Ads
Ads

Ads

Ads

Ads

Ads

Ads

Ads

Ads




  • Belvedere & Berms

    Clark THENHAUS / Endemic, "Belvedere & Berms."
    ann arbor MICHIGAN

    suckerPUNCH: Describe your project.

    Clark THENHAUS / Endemic: This work is a portion of a larger body of work completed during a fellowship at Taubman College of Architecture + Urban Planning. The overall project considers repurposing post-military landscapes of pastoral America and is collectively titled Secret Landscapes and Non-Urban Objects.

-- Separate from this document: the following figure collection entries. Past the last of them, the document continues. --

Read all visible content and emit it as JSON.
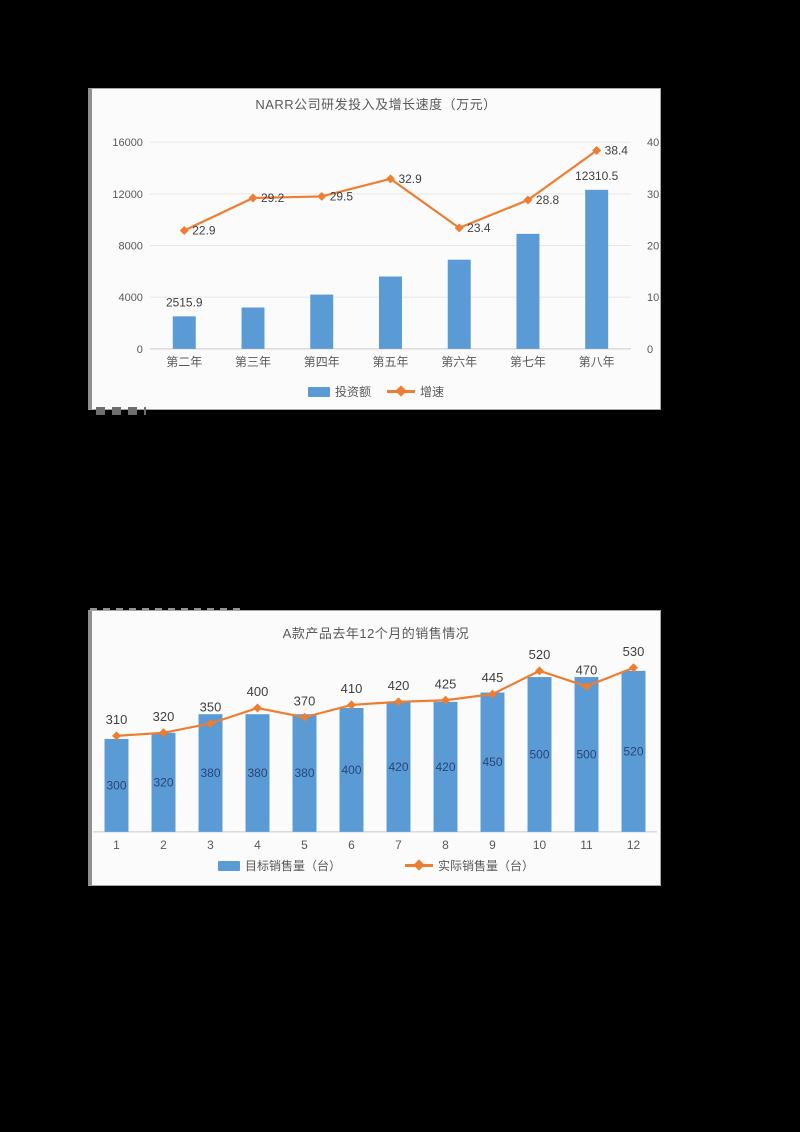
{
  "page": {
    "background_color": "#000000",
    "bar_color": "#5b9bd5",
    "line_color": "#ed7d31",
    "axis_text_color": "#595959",
    "data_label_color": "#404040",
    "inner_bar_label_color": "#264478"
  },
  "chart_data": [
    {
      "type": "bar+line",
      "title": "NARR公司研发投入及增长速度（万元）",
      "categories": [
        "第二年",
        "第三年",
        "第四年",
        "第五年",
        "第六年",
        "第七年",
        "第八年"
      ],
      "series": [
        {
          "name": "投资额",
          "type": "bar",
          "color": "#5b9bd5",
          "axis": "left",
          "values": [
            2515.9,
            3200,
            4200,
            5600,
            6900,
            8900,
            12310.5
          ],
          "data_labels": {
            "0": "2515.9",
            "6": "12310.5"
          }
        },
        {
          "name": "增速",
          "type": "line",
          "color": "#ed7d31",
          "axis": "right",
          "values": [
            22.9,
            29.2,
            29.5,
            32.9,
            23.4,
            28.8,
            38.4
          ],
          "label_all": true
        }
      ],
      "left_axis": {
        "ticks": [
          0,
          4000,
          8000,
          12000,
          16000
        ],
        "max": 16000
      },
      "right_axis": {
        "ticks": [
          0,
          10,
          20,
          30,
          40
        ],
        "max": 40
      },
      "grid": true,
      "legend": [
        "投资额",
        "增速"
      ],
      "legend_position": "bottom"
    },
    {
      "type": "bar+line",
      "title": "A款产品去年12个月的销售情况",
      "categories": [
        "1",
        "2",
        "3",
        "4",
        "5",
        "6",
        "7",
        "8",
        "9",
        "10",
        "11",
        "12"
      ],
      "series": [
        {
          "name": "目标销售量（台）",
          "type": "bar",
          "color": "#5b9bd5",
          "axis": "left",
          "values": [
            300,
            320,
            380,
            380,
            380,
            400,
            420,
            420,
            450,
            500,
            500,
            520
          ],
          "label_position": "center",
          "label_color": "#264478"
        },
        {
          "name": "实际销售量（台）",
          "type": "line",
          "color": "#ed7d31",
          "axis": "left",
          "values": [
            310,
            320,
            350,
            400,
            370,
            410,
            420,
            425,
            445,
            520,
            470,
            530
          ],
          "label_all": true,
          "label_position": "above"
        }
      ],
      "left_axis": {
        "ticks": [],
        "max": 590
      },
      "right_axis": {
        "ticks": [],
        "max": 590
      },
      "grid": false,
      "legend": [
        "目标销售量（台）",
        "实际销售量（台）"
      ],
      "legend_position": "bottom"
    }
  ]
}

    Pictured here is The Belvedere, one of three old typologies, along with the Wishing Well and Bell Tower, seen as having the possibility for new expressions irreverent of their formal heritage, and thus alleviated from nostalgia or referendums on formal continuity via history. Central to the form making sensibilities in the work is the use of spheres, cones, and cylinders, initiating architectural figures that simultaneously appear bloated and fat, as well as slender and thin. The formal qualities in the combinations of spheres, cones, and cylinders are characterized by rotund volumes, omni-orientations, and hard-edged, abrupt terminations of thick poche. The use of self-limiting geometries (platonic solids) emphasizes volume and mass over surface and synthesizes otherwise autonomous solid parts into a single figure. Contrasted by sensibilities of topological surface making, piling collections, or emergent material/biological properties of form finding, the logics of combing spheres, cones, and cylinders tends towards lucid profiles, the termination of thick poche through intersection, and synthesis of part-to-whole relationships offering discrete moments where recognizable shapes come into and out of focus. In the Belvedere, shown here, 11 spheres, 24 cones, and 8 cylinders construct a tower with both outward (horizon) and upward (cosmological) views. Relative to context, this Belvedere sits atop an abandoned missile silo north of Cheyenne, Wyoming. Ten of the 11 spheres are allocated to specific constellations and are connected to the top sphere by a cone, thus initiating the 11th sphere at the top as a primary geometry of formal synthesis. The constellations provide an externalized parameter to which formal strategies may reply yet caution is exercised with regard to the notion that cosmological rationale or celestial projection compels or implies meta-physical meanings or mythical readings. The belvedere may be seen as a form of neutralization of the former missile silo, and upon zooming out can be seen set with a field of berms. The former military boundary of the site is indexed by a rectangular box accessed through cuts in the landscape which permits entry to the Belvedere from below.

    sP: What or who influenced this project?
    CT: N/A.

    sP: What were you reading/listening to/watching while developing this project?
    CT: Listening to Pandora.

    sP: Whose work is currently on your radar?
    CR: James Macgillivray + Vivian Lee, Adam Fure, Ellie Abrons, Andrew Holder + Benjamin Freyinger, Kyle Miller, Jimenez Lai, Meredith Miller, and Catie Newell.

    Additional credits and links:
    [endemicarchitecture.com]

    Contributors to the project include Nate Oppenheim, Ryan Doidge, Tyler Smith, Danielle Tellez, Alexandra Bernetich, and Katie Donahue.

    , , , , ,

  • Leave a Comment

    Please note: Comment moderation is enabled and may delay your comment. There is no need to resubmit your comment.